Há duas distinções da doença: os paucibacilares, que desenvolvem hanseníase, mas não transmitem, e os multibacilares, que transmitem e necessitam do tratamento adequado para frear o contágio à terceiros. Ambos os casos devem ser tratados junto a um dermatologista.
Além das manchas esbranquiçadas ou avermelhadas na pele e a perda de sensibilidade ao calor ou frio e ao toque, há outros sinais que podem indicar um quadro de hanseníase.
- Menos transpiração (suor) em algumas áreas do corpo
- Formigamento nas mãos ou pés
- Perda de sensibilidade muscular no rosto, mãos ou pés
- Surgimento de caroços no corpo
- Comprometimento de nervos periféricos com alterações em atividades motoras.

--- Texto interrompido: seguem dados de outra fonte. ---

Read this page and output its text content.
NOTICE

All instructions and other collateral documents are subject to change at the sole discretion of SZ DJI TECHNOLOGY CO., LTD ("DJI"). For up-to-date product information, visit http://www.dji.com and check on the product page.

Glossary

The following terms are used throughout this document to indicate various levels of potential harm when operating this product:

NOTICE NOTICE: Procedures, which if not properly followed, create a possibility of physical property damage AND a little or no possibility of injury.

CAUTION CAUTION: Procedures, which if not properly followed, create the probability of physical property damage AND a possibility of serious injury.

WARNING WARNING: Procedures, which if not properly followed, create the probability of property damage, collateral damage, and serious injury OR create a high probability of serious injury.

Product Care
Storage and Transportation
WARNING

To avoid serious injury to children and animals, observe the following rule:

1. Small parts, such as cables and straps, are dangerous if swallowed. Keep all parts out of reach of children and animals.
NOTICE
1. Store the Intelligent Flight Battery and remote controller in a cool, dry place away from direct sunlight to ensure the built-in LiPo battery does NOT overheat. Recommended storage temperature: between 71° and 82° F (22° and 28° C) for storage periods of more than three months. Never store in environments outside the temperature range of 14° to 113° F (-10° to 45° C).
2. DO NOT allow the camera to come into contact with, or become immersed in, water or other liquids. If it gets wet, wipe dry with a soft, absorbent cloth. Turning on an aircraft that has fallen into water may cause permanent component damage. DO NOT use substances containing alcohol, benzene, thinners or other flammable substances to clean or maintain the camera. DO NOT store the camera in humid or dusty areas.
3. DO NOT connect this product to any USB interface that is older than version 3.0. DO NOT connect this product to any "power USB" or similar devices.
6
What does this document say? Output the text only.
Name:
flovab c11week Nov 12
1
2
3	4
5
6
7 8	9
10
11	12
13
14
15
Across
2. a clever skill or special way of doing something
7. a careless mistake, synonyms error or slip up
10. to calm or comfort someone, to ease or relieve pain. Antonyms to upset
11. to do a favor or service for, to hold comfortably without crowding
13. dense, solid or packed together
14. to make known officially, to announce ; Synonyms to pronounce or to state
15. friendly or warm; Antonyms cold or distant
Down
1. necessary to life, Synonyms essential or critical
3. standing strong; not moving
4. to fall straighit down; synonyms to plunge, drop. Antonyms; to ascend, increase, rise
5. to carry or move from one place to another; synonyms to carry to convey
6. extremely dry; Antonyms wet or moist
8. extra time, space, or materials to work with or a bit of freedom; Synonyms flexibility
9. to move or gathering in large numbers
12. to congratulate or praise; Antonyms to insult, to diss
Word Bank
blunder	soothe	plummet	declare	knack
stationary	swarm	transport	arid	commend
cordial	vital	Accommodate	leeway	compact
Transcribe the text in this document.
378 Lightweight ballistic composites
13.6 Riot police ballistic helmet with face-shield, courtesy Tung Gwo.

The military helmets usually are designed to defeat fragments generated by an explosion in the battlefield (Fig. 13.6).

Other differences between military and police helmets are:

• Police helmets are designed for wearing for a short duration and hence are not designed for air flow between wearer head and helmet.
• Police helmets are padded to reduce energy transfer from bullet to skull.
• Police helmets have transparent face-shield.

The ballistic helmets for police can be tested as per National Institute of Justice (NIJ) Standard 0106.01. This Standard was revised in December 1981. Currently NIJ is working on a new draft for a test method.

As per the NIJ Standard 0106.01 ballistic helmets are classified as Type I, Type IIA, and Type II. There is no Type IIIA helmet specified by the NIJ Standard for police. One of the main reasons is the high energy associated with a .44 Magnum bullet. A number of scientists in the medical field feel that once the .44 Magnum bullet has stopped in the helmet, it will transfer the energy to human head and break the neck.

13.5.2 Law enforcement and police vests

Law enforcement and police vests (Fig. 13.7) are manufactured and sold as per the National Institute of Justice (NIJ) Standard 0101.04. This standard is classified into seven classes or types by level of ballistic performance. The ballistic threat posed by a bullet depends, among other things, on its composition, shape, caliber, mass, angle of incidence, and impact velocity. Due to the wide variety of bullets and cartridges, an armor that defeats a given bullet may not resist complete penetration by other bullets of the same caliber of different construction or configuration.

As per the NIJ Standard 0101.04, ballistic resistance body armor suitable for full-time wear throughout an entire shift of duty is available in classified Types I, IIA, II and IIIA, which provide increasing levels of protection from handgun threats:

— A forma mais grave e disseminada da doença pode acometer vários órgãos, como olhos, levando à cegueira, testículos, ossos, articulações e fígados. Pacientes perdem a sensibilidade dos pés e das mãos, podem se queimar no fogão, por exemplo, ou pisar em um prego e não sentir. Há casos em que perdem a força para movimento das mãos ou pernas e precisam de muletas ou cadeira de rodas.
Tratamento
Apesar de silenciosa, a hanseníase tem cura. Conforme o especialista, quanto mais precoce o diagnóstico, mais chances de tratar adequadamente e evitar incapacidades permanentes o paciente têm. O Sistema Único de Saúde (SUS) oferece gratuitamente todo o tratamento contra a doença nos postos de saúde de todo o Brasil.
Com o diagnóstico clínico, o tratamento da doença consiste na utilização de antibióticos durante um período de seis meses a um ano, de acordo com a forma clínica da doença.
Vettorato outro ponto importante do tratamento: o combate ao preconceito. Segundo o dermatologista, muitos pacientes sofrem com piadas e isolamento social decorrentes das deformidades físicas que a doença ocasiona.
“Os medicamentos são seguros e eficazes. Ainda no início do tratamento, a doença deixa de ser transmitida. Familiares, colegas de trabalho e amigos, além de apoiar o tratamento, também devem ser examinados” salientou o Ministério da Saúde em seu site.